Advertisement

Diduga Rampas HP Wartawan Saat Doorstop, Sekretaris Dinas Kesehatan Toba Dilaporkan ke Polisi

TOBA – Editorial24jam.com ||Seorang wartawan resmi melaporkan dugaan perampasan alat kerja jurnalistik dan penghalangan tugas jurnalistik ke Polres Toba, Senin (20/7/2026).

Laporan itu dilayangkan Agus Simanjuntak terkait insiden yang terjadi saat dirinya melakukan doorstop interview terhadap Sekretaris Dinas Kesehatan Kabupaten Toba, Siti Nuraya Sirait.

Laporan tersebut teregistrasi dengan Nomor: *LP/B/249/VII/SPKT/POLRES TOBA/POLDA SUMATERA UTARA*. Dalam laporannya, Agus mendalilkan dugaan tindak pidana kejahatan terhadap kemerdekaan pers sebagaimana diatur dalam Pasal 18 Undang-Undang Nomor 40 Tahun 1999 tentang Pers. Selain itu, ia juga melaporkan dugaan tindak pidana sebagaimana dimaksud dalam Pasal 448 Undang-Undang Nomor 1 Tahun 2023 tentang KUHP.

Peristiwa itu disebut terjadi di Desa Huta Dame, Kecamatan Balige, Kabupaten Toba, pada Kamis (16/7/2026) lalu.

Usai membuat laporan, Agus membenarkan telah menempuh jalur hukum atas insiden yang dialaminya saat menjalankan tugas peliputan.

“Hari ini saya resmi melaporkan Sekretaris Dinas Kesehatan Kabupaten Toba terkait dugaan perampasan alat kerja jurnalistik dan penghalangan tugas jurnalistik. Peristiwa itu terjadi saat saya melakukan doorstop interview di Desa Huta Dame pada Kamis lalu,” ujar Agus kepada wartawan.

Agus menjelaskan, saat itu ia sedang melakukan peliputan terkait dugaan ketidakhadiran berkepanjangan seorang oknum bidan desa berinisial IRS yang sebelumnya dikeluhkan masyarakat.

Persoalan tersebut dibahas dalam rapat yang digelar Dinas Kesehatan Kabupaten Toba di Balai Desa Huta Dame dan dihadiri oleh Sekretaris Dinas Kesehatan.

Menurut Agus, ia tidak diperkenankan meliput jalannya rapat.

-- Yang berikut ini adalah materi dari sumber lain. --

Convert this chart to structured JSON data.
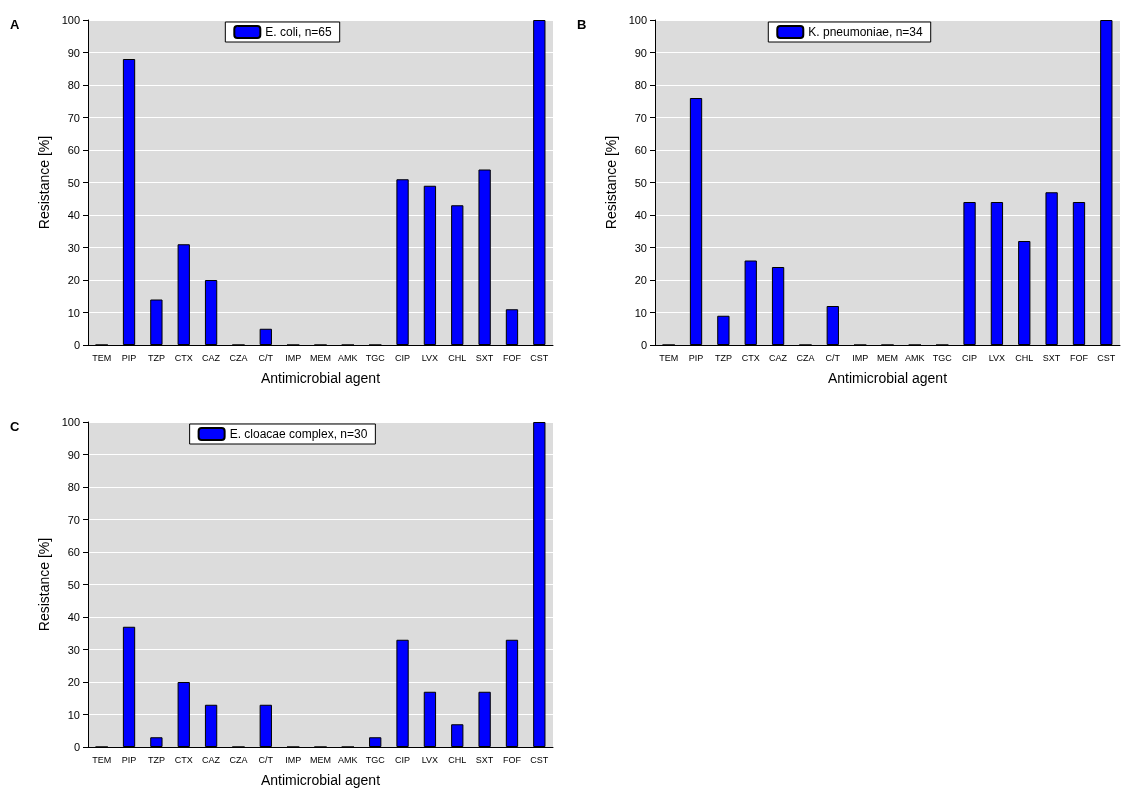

Usai rapat selesai, ia kemudian menghampiri Siti Nuraya Sirait untuk melakukan doorstop interview guna meminta penjelasan mengenai hasil rapat.

“Namun alih-alih memberi keterangan, saya justru mengalami perlakuan tidak semestinya. Saya menduga beliau berupaya merampas telepon genggam yang saya gunakan untuk merekam proses wawancara,” ungkapnya.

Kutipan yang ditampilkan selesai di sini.